One of the key roles of the nucleocapsid is to encapsidate the viral RNA during the process of packaging the full-length viral genome into newly forming virions, helping to chaperone and protect the viral genome in its transition from the producer to new target cell. It is known that the nucleocapsid bound to the viral genome is generally in higher order structures (~14–20 nm, likely composed of 12 copies of N), around which the viral RNA is wrapped (similar to beads on a string) [47–49]. Our data support this framework, as the stably dimerized form of N is seen preferentially in free virus (Fig 6C) compared with transfected or infected cells (Fig 6A and 6B). Increasing the stability of nucleocapsid oligomers could increase the rate or efficiency of viral encapsidation, which fits with our observation that the G215C mutation increases the amount of nucleocapsid packaged into virions, compared with infectious viral units or other viral structural proteins (Fig 6E and 6F) as well as increasing the association with RNA (Fig 6G).

While SARS-CoV-2 virions lack the rigid organization of a virus with a defined icosahedral capsid [50], a 50%–300% increase of nucleocapsid would seem difficult to accommodate within the standard shape a WT virion. Indeed, our data show that, for at least a portion of particles, shifting the oligomerization status by introducing the G215C mutation results in particles that are elongated compared with WT virus (Fig 7). This finding is particularly interesting in light of recent observations that the virions of a clinical Delta isolate retain the spherical shape and radius size found in the ancestral SARS-CoV-2 lineage [51], suggesting that additional mutations in the Delta lineage have the effect of counteracting the phenotype we observe with the G215C virus.

Relatedly, one of the critical unanswered questions of this study is why no Omicron sub-lineages have possessed such a cysteine in the linker region of the nucleocapsid. It is clear from human transmission data, as well as the clear beneficial effect in vitro and in vivo (Figs 4E, 5B, and 5C) of the G215C mutation that a cysteine in this region of the nucleocapsid is beneficial. Differing stability of dimer formation at different positions however (greatest at 215>243>185; Figs 2B and 3B) suggests that the 215 location is preferred over bond formation closer to either the RNA-binding or dimerization-domains. Furthermore, while the mutations at 214 and 215 were evolutionarily maintained in the Lambda and Delta lineages, the mutations at 243 and 185 we observed in our Iota and Beta stocks were not maintained in these lineages. The 185 mutation in Beta, while present in our initial viral isolation and p1 stock, reverted back to an R during generation of the p2 stock, suggesting it decreased fitness. It is possible that there has not yet been sufficient time for a cysteine-causing mutation to arise at the 214/215 residue of nucleocapsid, and this mutation could occur in a future variant of concern (in the context of omicron or an as-of-yet unknown future variant). Our data suggest that this mutation would be likely to increase viral titers significantly, and mutations in this region should be monitored closely for their public health implications. It is also possible that there are epistatic interactions that mediate the beneficial effect of the N:G215C mutation that are not present in the Omicron background. While the N:G215C mutation was clearly beneficial for Delta (Fig 1), as well as ancestral SARS-CoV-2 in the absence of any other complementary mutations (Figs 4E, 5B, and 5C), future studies in the Omicron background would be needed to understand the effect this mutation would have on currently circulating virus lineages.
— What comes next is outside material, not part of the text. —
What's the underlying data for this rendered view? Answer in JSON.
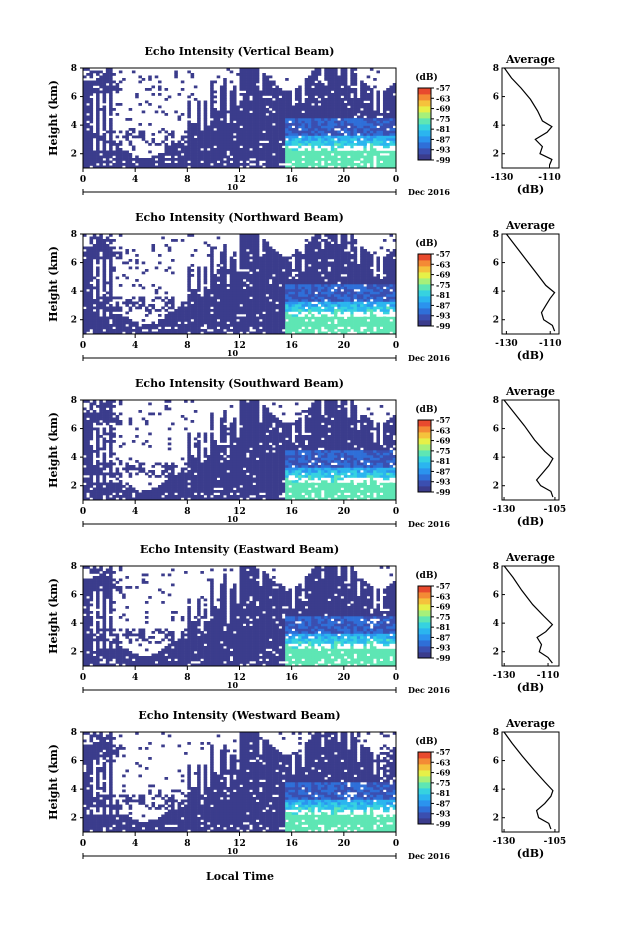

Curiously, the mutations we observe in this study (particularly 215) lie on the binding interface between the N linker and the NSP3 Ubl1 domain [52], and we hypothesize that stably dimerized N would have a reduced ability to interact with NSP3. There is clear evidence that the interaction between N and NSP3 at this binding interface is important for coronavirus biology, and mismatches between the N linker region and the NSP3 Ubl1 domain severely attenuate viral titers or block viral rescue [53,54]. The function of the N-NSP3 interaction has not been fully resolved, though it has been suggested to play critical roles in either tethering the incoming viral genome to the replication-transcription complex, or delivering the viral genome to the DMVs, to ensure successful early replication [53–55]. N is known to play a key role early in infection, as the gRNA of coronaviruses (unlike nearly all other positive strand RNA viruses) is only minimally infectious in the absence of N protein, suggesting that this N-NSP3 interaction is likely key for efficient replication or transcription of viral RNA [56–60].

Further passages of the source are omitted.